# PAE Windows 2003 Enterprise



## tech-it-^ (Aug 18, 2006)

Hey,

I'm having a little trouble with getting one of our servers to recognize the full amount of RAM on the system. We have 8 Gigs installed and it only shows up on the 32 bit Windows 2003 Enterprise as 3.5 Gigs.

Now I know that by useing the PAE for the 32 bit Server 2003 Enterprise you can have up to 32 GB of RAM. I searched good old google, and I seen that to enable PAE you must edit the Boot.ini file. by adding the /PAE switch to the end of the ARC path. This is what I come up with:

[boot loader]
timeout=30
default=multi(0)disk(0)rdisk(0)partition(2)\WINDOWS
[operating systems]
multi(0)disk(0)rdisk(0)partition(2)\WINDOWS="Windows Server 2003, Enterprise" /fastdetect /PAE

This is what I read on the MSDN, on technet and everything. When I tried to reboot... well... it didn't want to come back up and Windows Server 2003 Enterprise decided to crash. I had to reboot into safe mode and take out the /PAE switch from the ARC path. 

I then seen that if the DEP was enabled, then automatically the PAE would be enabled by default. So... I tried to enable the DEP by going to the Right click my computer > Properties > Advanced > Performance Options Settings. But lone be hold... there was not a DEP tab there. So... I'm kind of stuck. I doubled check and the hardware should be compatible with doing this. 

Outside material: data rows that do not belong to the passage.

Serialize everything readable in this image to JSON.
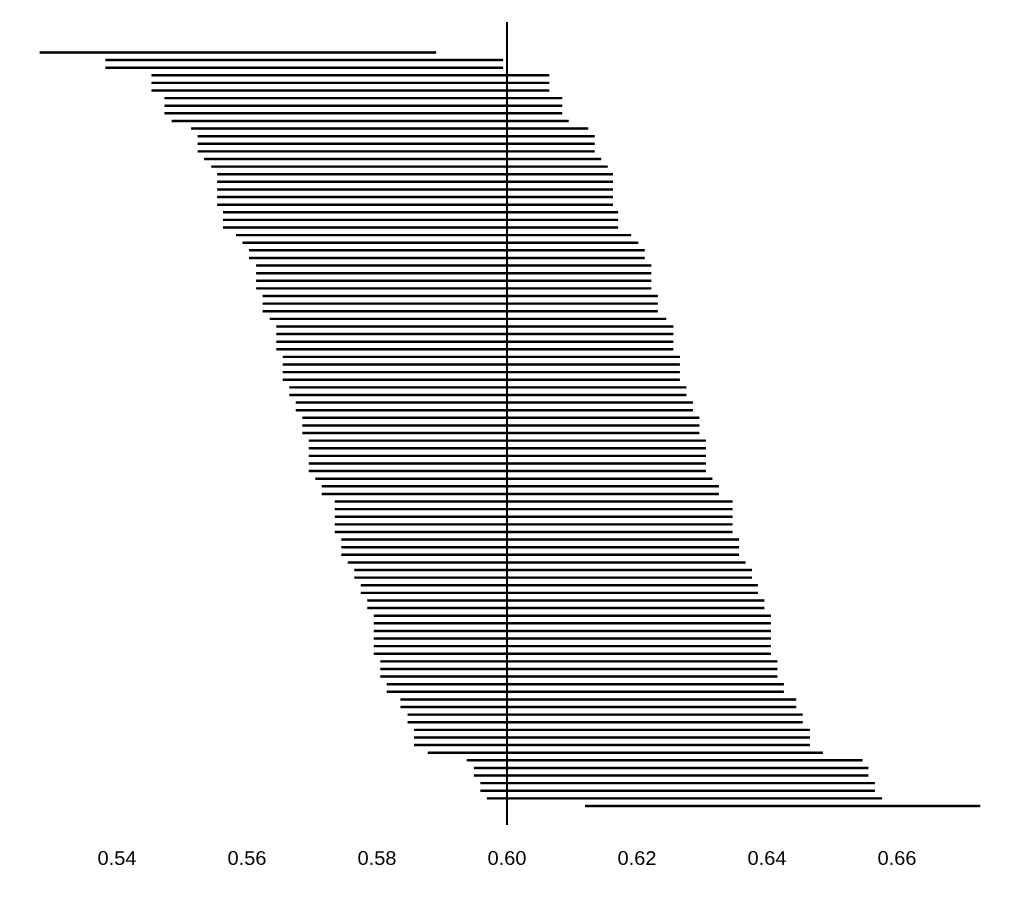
{
  "chart_data": {
    "type": "bar",
    "orientation": "horizontal",
    "color": "#000000",
    "categories": [
      null,
      null,
      null,
      null,
      null,
      null,
      null,
      null,
      null,
      null,
      null,
      null,
      null,
      null,
      null,
      null,
      null,
      null,
      null,
      null,
      null,
      null,
      null,
      null,
      null,
      null,
      null,
      null,
      null,
      null,
      null,
      null,
      null,
      null,
      null,
      null,
      null,
      null,
      null,
      null,
      null,
      null,
      null,
      null,
      null,
      null,
      null,
      null,
      null,
      null,
      null,
      null,
      null,
      null,
      null,
      null,
      null,
      null,
      null,
      null,
      null,
      null,
      null,
      null,
      null,
      null,
      null,
      null,
      null,
      null,
      null,
      null,
      null,
      null,
      null,
      null,
      null,
      null,
      null,
      null,
      null,
      null,
      null,
      null,
      null,
      null,
      null,
      null,
      null,
      null,
      null,
      null,
      null,
      null,
      null,
      null,
      null,
      null,
      null,
      null
    ],
    "base": [
      0.5281,
      0.5382,
      0.5382,
      0.5453,
      0.5453,
      0.5453,
      0.5473,
      0.5473,
      0.5473,
      0.5484,
      0.5514,
      0.5524,
      0.5524,
      0.5524,
      0.5534,
      0.5545,
      0.5554,
      0.5554,
      0.5554,
      0.5554,
      0.5554,
      0.5563,
      0.5563,
      0.5563,
      0.5583,
      0.5593,
      0.5603,
      0.5603,
      0.5614,
      0.5614,
      0.5614,
      0.5614,
      0.5624,
      0.5624,
      0.5624,
      0.5635,
      0.5645,
      0.5645,
      0.5645,
      0.5645,
      0.5655,
      0.5655,
      0.5655,
      0.5655,
      0.5665,
      0.5665,
      0.5675,
      0.5675,
      0.5685,
      0.5685,
      0.5685,
      0.5695,
      0.5695,
      0.5695,
      0.5695,
      0.5695,
      0.5705,
      0.5715,
      0.5715,
      0.5735,
      0.5735,
      0.5735,
      0.5735,
      0.5735,
      0.5745,
      0.5745,
      0.5745,
      0.5755,
      0.5765,
      0.5765,
      0.5775,
      0.5775,
      0.5785,
      0.5785,
      0.5795,
      0.5795,
      0.5795,
      0.5795,
      0.5795,
      0.5795,
      0.5805,
      0.5805,
      0.5805,
      0.5815,
      0.5815,
      0.5836,
      0.5836,
      0.5847,
      0.5847,
      0.5857,
      0.5857,
      0.5857,
      0.5878,
      0.5938,
      0.5949,
      0.5949,
      0.5959,
      0.5959,
      0.5969,
      0.612
    ],
    "values": [
      0.061,
      0.0612,
      0.0612,
      0.0612,
      0.0612,
      0.0612,
      0.0612,
      0.0612,
      0.0612,
      0.0611,
      0.0611,
      0.0611,
      0.0611,
      0.0611,
      0.0611,
      0.061,
      0.0609,
      0.0609,
      0.0609,
      0.0609,
      0.0609,
      0.0608,
      0.0608,
      0.0608,
      0.0608,
      0.0609,
      0.0609,
      0.0609,
      0.0608,
      0.0608,
      0.0608,
      0.0608,
      0.0608,
      0.0608,
      0.0608,
      0.061,
      0.0611,
      0.0611,
      0.0611,
      0.0611,
      0.0611,
      0.0611,
      0.0611,
      0.0611,
      0.0611,
      0.0611,
      0.0611,
      0.0611,
      0.0611,
      0.0611,
      0.0611,
      0.0611,
      0.0611,
      0.0611,
      0.0611,
      0.0611,
      0.0611,
      0.0611,
      0.0611,
      0.0612,
      0.0612,
      0.0612,
      0.0612,
      0.0612,
      0.0612,
      0.0612,
      0.0612,
      0.0612,
      0.0612,
      0.0612,
      0.0611,
      0.0611,
      0.0611,
      0.0611,
      0.0611,
      0.0611,
      0.0611,
      0.0611,
      0.0611,
      0.0611,
      0.0611,
      0.0611,
      0.0611,
      0.0611,
      0.0611,
      0.0609,
      0.0609,
      0.0608,
      0.0608,
      0.0609,
      0.0609,
      0.0609,
      0.0608,
      0.0609,
      0.0607,
      0.0607,
      0.0607,
      0.0607,
      0.0608,
      0.0608
    ],
    "xlim": [
      0.528,
      0.673
    ],
    "xticks": [
      {
        "value": 0.54,
        "label": "0.54"
      },
      {
        "value": 0.56,
        "label": "0.56"
      },
      {
        "value": 0.58,
        "label": "0.58"
      },
      {
        "value": 0.6,
        "label": "0.60"
      },
      {
        "value": 0.62,
        "label": "0.62"
      },
      {
        "value": 0.64,
        "label": "0.64"
      },
      {
        "value": 0.66,
        "label": "0.66"
      }
    ],
    "ref_lines": [
      {
        "axis": "x",
        "value": 0.6,
        "color": "#000000"
      }
    ]
  }
}
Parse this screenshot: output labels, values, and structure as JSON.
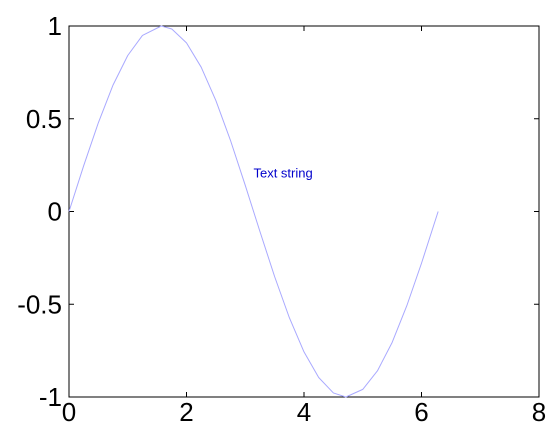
{
  "chart_data": {
    "type": "line",
    "title": "",
    "xlabel": "",
    "ylabel": "",
    "xlim": [
      0,
      8
    ],
    "ylim": [
      -1,
      1
    ],
    "x_ticks": [
      0,
      2,
      4,
      6,
      8
    ],
    "y_ticks": [
      -1,
      -0.5,
      0,
      0.5,
      1
    ],
    "x_tick_labels": [
      "0",
      "2",
      "4",
      "6",
      "8"
    ],
    "y_tick_labels": [
      "-1",
      "-0.5",
      "0",
      "0.5",
      "1"
    ],
    "grid": false,
    "series": [
      {
        "color": "#a9a9ff",
        "x": [
          0,
          0.25,
          0.5,
          0.75,
          1.0,
          1.25,
          1.5708,
          1.75,
          2.0,
          2.25,
          2.5,
          2.75,
          3.0,
          3.1416,
          3.25,
          3.5,
          3.75,
          4.0,
          4.25,
          4.5,
          4.7124,
          5.0,
          5.25,
          5.5,
          5.75,
          6.0,
          6.2832
        ],
        "y": [
          0,
          0.247,
          0.479,
          0.682,
          0.841,
          0.949,
          1.0,
          0.984,
          0.909,
          0.778,
          0.598,
          0.382,
          0.141,
          0.0,
          -0.108,
          -0.351,
          -0.572,
          -0.757,
          -0.895,
          -0.978,
          -1.0,
          -0.959,
          -0.859,
          -0.706,
          -0.508,
          -0.279,
          0.0
        ]
      }
    ],
    "annotations": [
      {
        "text": "Text string",
        "x": 3.14,
        "y": 0.21,
        "color": "#0000cc"
      }
    ]
  }
}
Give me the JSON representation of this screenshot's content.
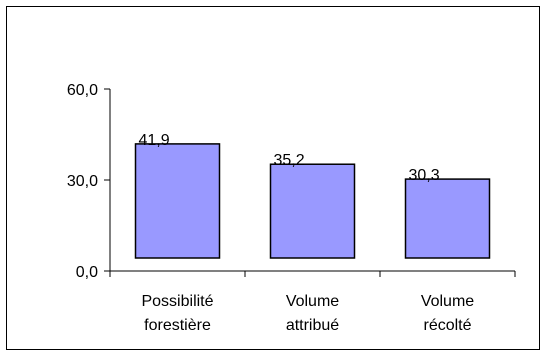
{
  "chart_data": {
    "type": "bar",
    "categories": [
      [
        "Possibilité",
        "forestière"
      ],
      [
        "Volume",
        "attribué"
      ],
      [
        "Volume",
        "récolté"
      ]
    ],
    "values": [
      41.9,
      35.2,
      30.3
    ],
    "data_labels": [
      "41,9",
      "35,2",
      "30,3"
    ],
    "yticks": [
      {
        "value": 0,
        "label": "0,0"
      },
      {
        "value": 30,
        "label": "30,0"
      },
      {
        "value": 60,
        "label": "60,0"
      }
    ],
    "ylim": [
      0,
      60
    ],
    "grid": false,
    "legend": "none",
    "colors": {
      "bar_fill": "#9999ff",
      "bar_stroke": "#000000",
      "axis": "#000000",
      "frame": "#000000"
    }
  }
}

We have a Dell PowerEdge 2950 with the standard system specs. I'm about to loose my mind over this. I've installed 64 bit version and of course... works just fine. Even the DEP tab is there, but... not in the 32 bit, and there both Dell 2950's. Anyway, help would be greatly appreciated. If you could that would be great. I hope to hear from someone soon. Thank you.


----------



## tech-it-^ (Aug 18, 2006)

bump*


----------



## tech-it-^ (Aug 18, 2006)

bump*


----------



## tech-it-^ (Aug 18, 2006)

bump*


----------



## tech-it-^ (Aug 18, 2006)

bump*


----------



## tech-it-^ (Aug 18, 2006)

ha, figured it out. I read somewhere that there was some sort of hot fix for it with SP1. I was trying to do it from just the basic build with no updates. The service packs fixed it and now it is seeing all 8 GB of memory.


----------



## XtabbedoutX (Sep 12, 2007)

Sorry no one was able to help you on this. Glad you got the problem resolved. From my experience if something in a M$ environment is not acting like it should out of the box a Fix or service pack will usually fix what they forgot. This reasoning especially applies to OS's that have been out for some time.


----------



## tech-it-^ (Aug 18, 2006)

lol, thank you very much.


----------